脳内再生が余裕でできてしまうと同時に、リズ以外はさほど今も昔も変わっていないようでイナリは少し安心した。昔というほどの時間が経っているのかは怪しいが。
「んで、ずっとその流れで続けてきて今ってわけだ。流石にエリスはともかく、リズを即フリーに帰したら何が起こるか分かったもんじゃなかったしな」
「なるほどのう、色々あったのじゃな。面白いのじゃ!」
特にリズの性格が全然違ったという話が印象深い。
きっと学校に行って生徒に聞き込みをしたりすればもっと色々な武勇伝が聞けるのだろう。流石に本人の名誉のためにも、そのようなことはしないが。
「ところでイナリ、お前はどうなん――」
「お待たせしました、チーズグラタンです!」
ディルがイナリの方に話を振ろうとしたところで、ちょうどよいタイミングで店員がグラタンを運んできた。

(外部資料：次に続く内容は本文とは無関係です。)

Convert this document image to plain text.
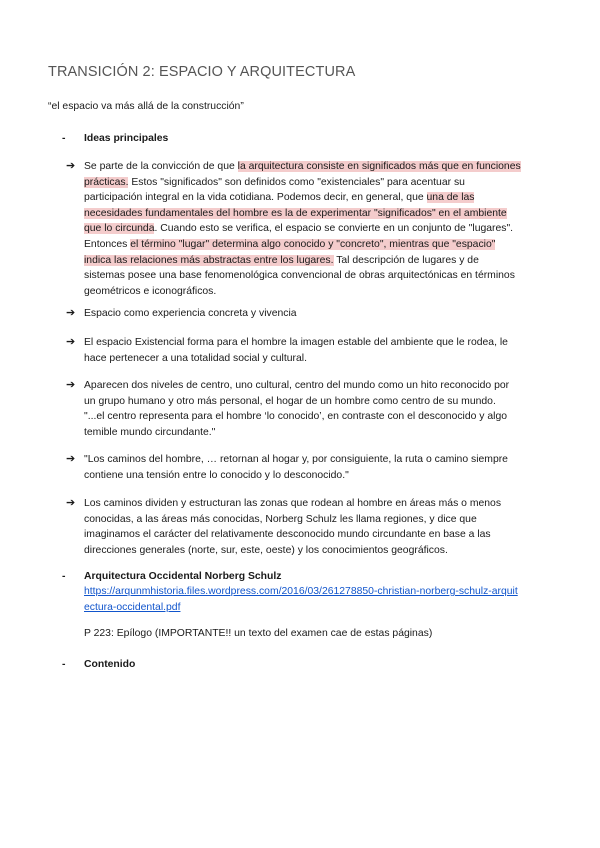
TRANSICIÓN 2: ESPACIO Y ARQUITECTURA
“el espacio va más allá de la construcción”
- Ideas principales
➔ Se parte de la convicción de que la arquitectura consiste en significados más que en funciones
prácticas. Estos "significados" son definidos como "existenciales" para acentuar su
participación integral en la vida cotidiana. Podemos decir, en general, que una de las
necesidades fundamentales del hombre es la de experimentar "significados" en el ambiente
que lo circunda. Cuando esto se verifica, el espacio se convierte en un conjunto de "lugares".
Entonces el término "lugar" determina algo conocido y "concreto", mientras que "espacio"
indica las relaciones más abstractas entre los lugares. Tal descripción de lugares y de
sistemas posee una base fenomenológica convencional de obras arquitectónicas en términos
geométricos e iconográficos.
➔ Espacio como experiencia concreta y vivencia
➔ El espacio Existencial forma para el hombre la imagen estable del ambiente que le rodea, le
hace pertenecer a una totalidad social y cultural.
➔ Aparecen dos niveles de centro, uno cultural, centro del mundo como un hito reconocido por
un grupo humano y otro más personal, el hogar de un hombre como centro de su mundo.
"...el centro representa para el hombre ‘lo conocido’, en contraste con el desconocido y algo
temible mundo circundante."
➔ "Los caminos del hombre, … retornan al hogar y, por consiguiente, la ruta o camino siempre
contiene una tensión entre lo conocido y lo desconocido."
➔ Los caminos dividen y estructuran las zonas que rodean al hombre en áreas más o menos
conocidas, a las áreas más conocidas, Norberg Schulz les llama regiones, y dice que
imaginamos el carácter del relativamente desconocido mundo circundante en base a las
direcciones generales (norte, sur, este, oeste) y los conocimientos geográficos.
- Arquitectura Occidental Norberg Schulz
https://arqunmhistoria.files.wordpress.com/2016/03/261278850-christian-norberg-schulz-arquit
ectura-occidental.pdf
P 223: Epílogo (IMPORTANTE!! un texto del examen cae de estas páginas)
- Contenido
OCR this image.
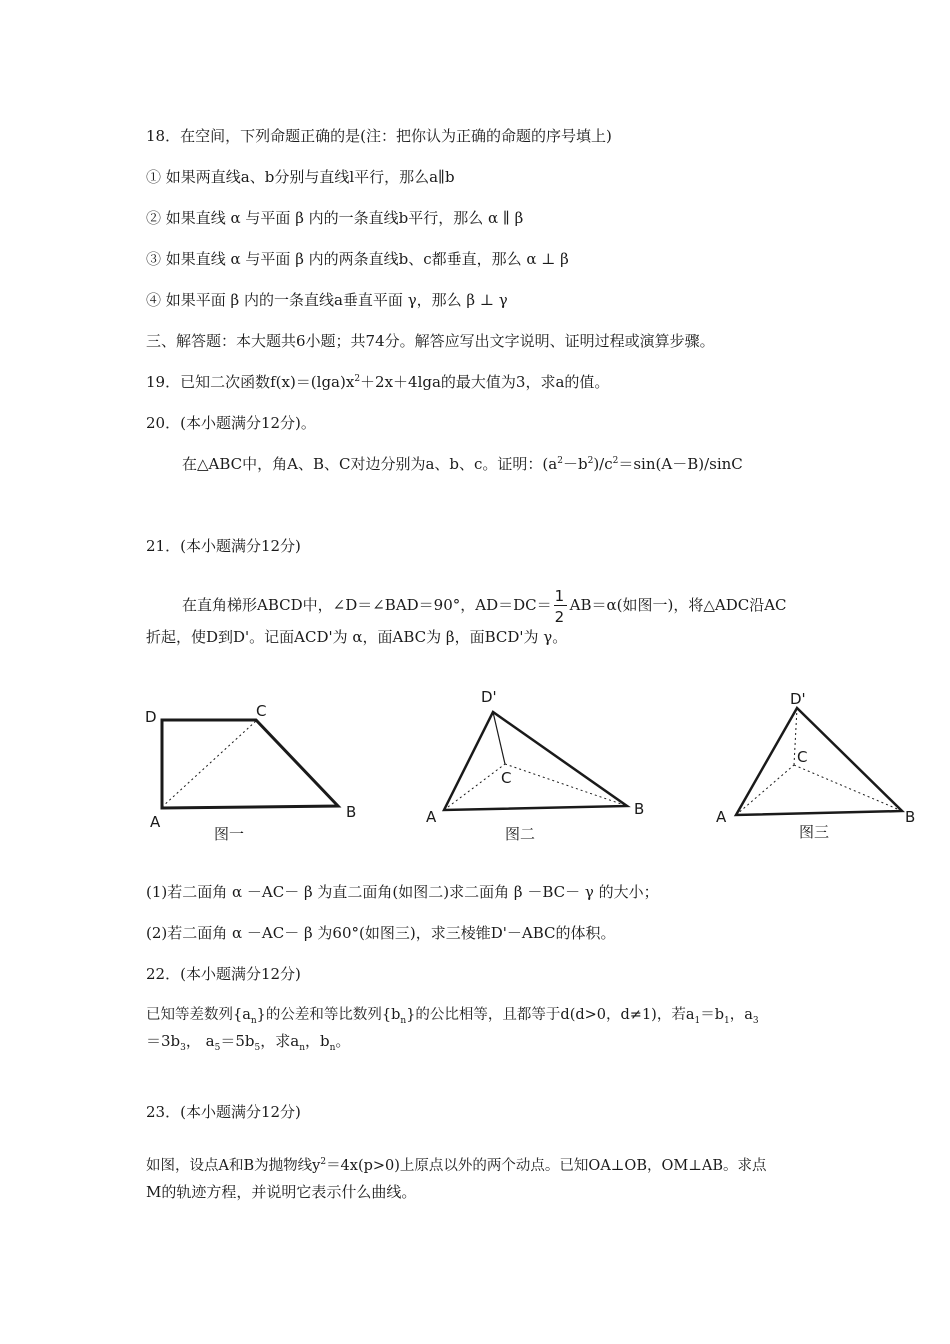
18．在空间，下列命题正确的是(注：把你认为正确的命题的序号填上)
① 如果两直线a、b分别与直线l平行，那么a∥b
② 如果直线 α 与平面 β 内的一条直线b平行，那么 α ∥ β
③ 如果直线 α 与平面 β 内的两条直线b、c都垂直，那么 α ⊥ β
④ 如果平面 β 内的一条直线a垂直平面 γ，那么 β ⊥ γ
三、解答题：本大题共6小题；共74分。解答应写出文字说明、证明过程或演算步骤。
19．已知二次函数$f(x)=(\lg a)x^2+2x+4\lg a$的最大值为3，求a的值。
20．(本小题满分12分)。
在△ABC中，角A、B、C对边分别为a、b、c。证明：$(a^2-b^2)/c^2=\sin(A-B)$/sinC
21．(本小题满分12分)
在直角梯形ABCD中，∠D＝∠BAD＝90°，AD＝DC＝
$\frac{1}{2}$
AB＝α(如图一)，将△ADC沿AC
折起，使D到D'。记面ACD'为 α，面ABC为 β，面BCD'为 γ。
D	C
A
B
图一
D'
C
A	B
图二
D'
C
A	B
图三
(1)若二面角 α －AC－ β 为直二面角(如图二)求二面角 β －BC－ γ 的大小；
(2)若二面角 α －AC－ β 为60°(如图三)，求三棱锥D'－ABC的体积。
22．(本小题满分12分)
已知等差数列$\{a_n\}$的公差和等比数列$\{b_n\}$的公比相等，且都等于d(d>0，d≠1)，若$a_1=b_1$，$a_3$
$=3b_3$， $a_5=5b_5$，求$a_n$，$b_n$。
23．(本小题满分12分)
如图，设点A和B为抛物线$y^2=4x(p>0)$上原点以外的两个动点。已知OA⊥OB，OM⊥AB。求点
M的轨迹方程，并说明它表示什么曲线。
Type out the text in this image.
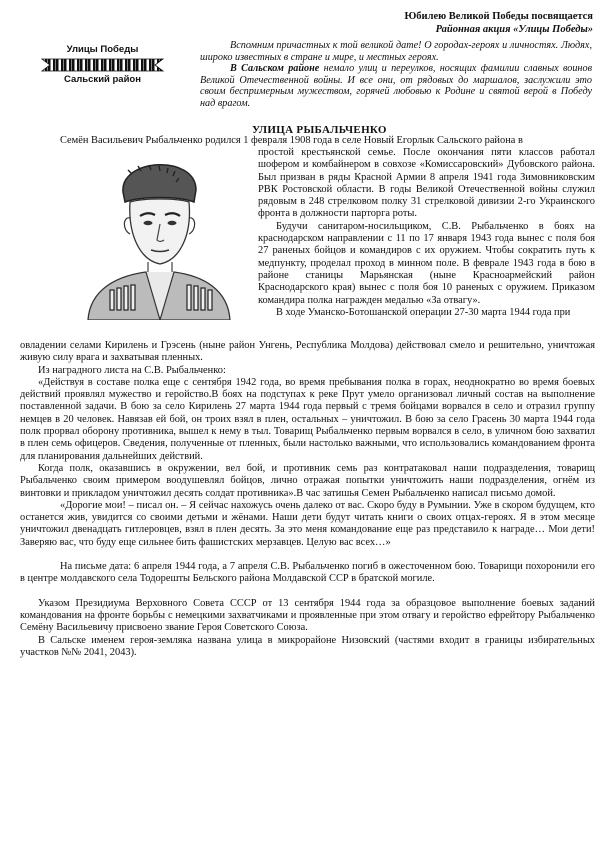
Юбилею Великой Победы посвящается
Районная акция «Улицы Победы»
Улицы Победы
Сальский район

Вспомним причастных к той великой дате! О городах-героях и личностях. Людях, широко известных в стране и мире, и местных героях.

В Сальском районе немало улиц и переулков, носящих фамилии славных воинов Великой Отечественной войны. И все они, от рядовых до маршалов, заслужили это своим беспримерным мужеством, горячей любовью к Родине и святой верой в Победу над врагом.

УЛИЦА РЫБАЛЬЧЕНКО

Семён Васильевич Рыбальченко родился 1 февраля 1908 года в селе Новый Егорлык Сальского района в

простой крестьянской семье. После окончания пяти классов работал шофером и комбайнером в совхозе «Комиссаровский» Дубовского района. Был призван в ряды Красной Армии 8 апреля 1941 года Зимовниковским РВК Ростовской области. В годы Великой Отечественной войны служил рядовым в 248 стрелковом полку 31 стрелковой дивизии 2-го Украинского фронта в должности парторга роты.

Будучи санитаром-носильщиком, С.В. Рыбальченко в боях на краснодарском направлении с 11 по 17 января 1943 года вынес с поля боя 27 раненых бойцов и командиров с их оружием. Чтобы сократить путь к медпункту, проделал проход в минном поле. В феврале 1943 года в бою в районе станицы Марьянская (ныне Красноармейский район Краснодарского края) вынес с поля боя 10 раненых с оружием. Приказом командира полка награжден медалью «За отвагу».

В ходе Уманско-Ботошанской операции 27-30 марта 1944 года при

овладении селами Кирилень и Грэсень (ныне район Унгень, Республика Молдова) действовал смело и решительно, уничтожая живую силу врага и захватывая пленных.

Из наградного листа на С.В. Рыбальченко:

«Действуя в составе полка еще с сентября 1942 года, во время пребывания полка в горах, неоднократно во время боевых действий проявлял мужество и геройство.В боях на подступах к реке Прут умело организовал личный состав на выполнение поставленной задачи. В бою за село Кирилень 27 марта 1944 года первый с тремя бойцами ворвался в село и отразил группу немцев в 20 человек. Навязав ей бой, он троих взял в плен, остальных – уничтожил. В бою за село Грасень 30 марта 1944 года полк прорвал оборону противника, вышел к нему в тыл. Товарищ Рыбальченко первым ворвался в село, в уличном бою захватил в плен семь офицеров. Сведения, полученные от пленных, были настолько важными, что использовались командованием фронта для планирования дальнейших действий.

Когда полк, оказавшись в окружении, вел бой, и противник семь раз контратаковал наши подразделения, товарищ Рыбальченко своим примером воодушевлял бойцов, лично отражая попытки уничтожить наши подразделения, огнём из винтовки и прикладом уничтожил десять солдат противника».В час затишья Семен Рыбальченко написал письмо домой.

«Дорогие мои! – писал он. – Я сейчас нахожусь очень далеко от вас. Скоро буду в Румынии. Уже в скором будущем, кто останется жив, увидится со своими детьми и жёнами. Наши дети будут читать книги о своих отцах-героях. Я в этом месяце уничтожил двенадцать гитлеровцев, взял в плен десять. За это меня командование еще раз представило к награде… Мои дети! Заверяю вас, что буду еще сильнее бить фашистских мерзавцев. Целую вас всех…»

На письме дата: 6 апреля 1944 года, а 7 апреля С.В. Рыбальченко погиб в ожесточенном бою. Товарищи похоронили его в центре молдавского села Тодорешты Бельского района Молдавской ССР в братской могиле.

Указом Президиума Верховного Совета СССР от 13 сентября 1944 года за образцовое выполнение боевых заданий командования на фронте борьбы с немецкими захватчиками и проявленные при этом отвагу и геройство ефрейтору Рыбальченко Семёну Васильевичу присвоено звание Героя Советского Союза.

В Сальске именем героя-земляка названа улица в микрорайоне Низовский (частями входит в границы избирательных участков №№ 2041, 2043).
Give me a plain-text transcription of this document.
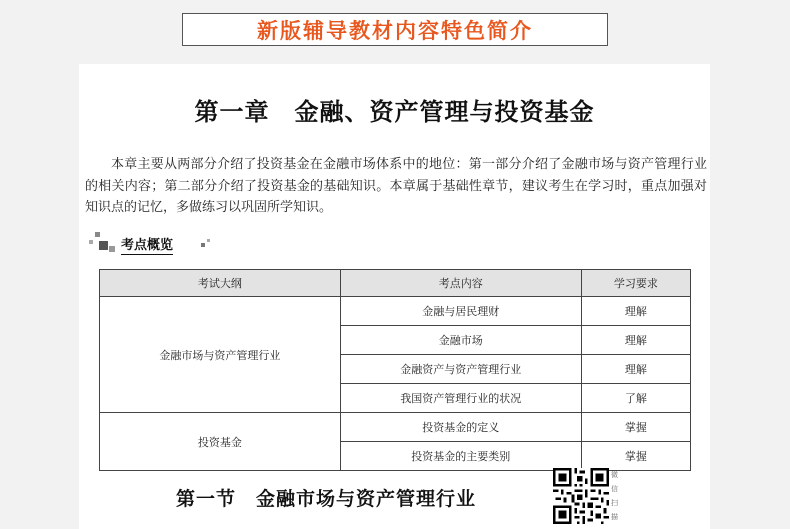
新版辅导教材内容特色简介
第一章　金融、资产管理与投资基金
本章主要从两部分介绍了投资基金在金融市场体系中的地位：第一部分介绍了金融市场与资产管理行业的相关内容；第二部分介绍了投资基金的基础知识。本章属于基础性章节，建议考生在学习时，重点加强对知识点的记忆，多做练习以巩固所学知识。
考点概览
考试大纲	考点内容	学习要求
金融市场与资产管理行业	金融与居民理财	理解
	金融市场	理解
	金融资产与资产管理行业	理解
	我国资产管理行业的状况	了解
投资基金	投资基金的定义	掌握
	投资基金的主要类别	掌握
第一节　金融市场与资产管理行业
微
信
扫
描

「おおー!美味しそうではないか!早速食べるのじゃ!!」
自身の話は少々都合が悪いので、話の流れを断つために、若干過剰にグラタンに対して反応する。
「……イナリはどうなんだ?どういう生活をしてたのか気になるんだが」
しかし、ディルにそのような手口は通用しなかったようだ。グラタンが全員の前に置かれて店員が離れていった瞬間に言い直してきた。
「……はあ。お主、少し察する力とか、思いやりを身に着けてはどうじゃ?」
「は?」
ため息をつくイナリを見て、ディルが顔を顰める。その表情にイナリは怒らせてしまったかと不安になった……少しだけ。
「ディル、イナリちゃんは多分あまり触れられたくないんだと思うよ」
「……そんな素振りあったか……?」
疑問符を浮かべる鈍感なディルとは違い、エリックはイナリの意図を汲んでくれたようだ。
「というか、お前とエリスはあの時いなかったか。こいつ、別にお前たちが思っているような過去は無いらしいぞ」
「でも答えたくないことだってあるでしょ」
「まあ……そうかもしれねえが……」
「そもそもじゃな、我はお主らとは比較にならないほどの時を生きておる故、それを話すだけでお主らの寿命は尽きてしまうのじゃ」
「別にすべてを話せって言ってるわけじゃないんだがなあ……まあいいか、話したくないならそれでいい。とりあえず食うか」
「うむ。……あっづいのじゃ!水!水をぉ……!」
イナリは勢いよく口の中にスプーンで掬ったグラタンを放り込み、チーズの熱さに悲鳴を上げて水を求める。
「気を付けて食えよ……」
グラタンを口に入れて熱さに悲鳴を上げるイナリを見て二人は呆れた表情をしていた。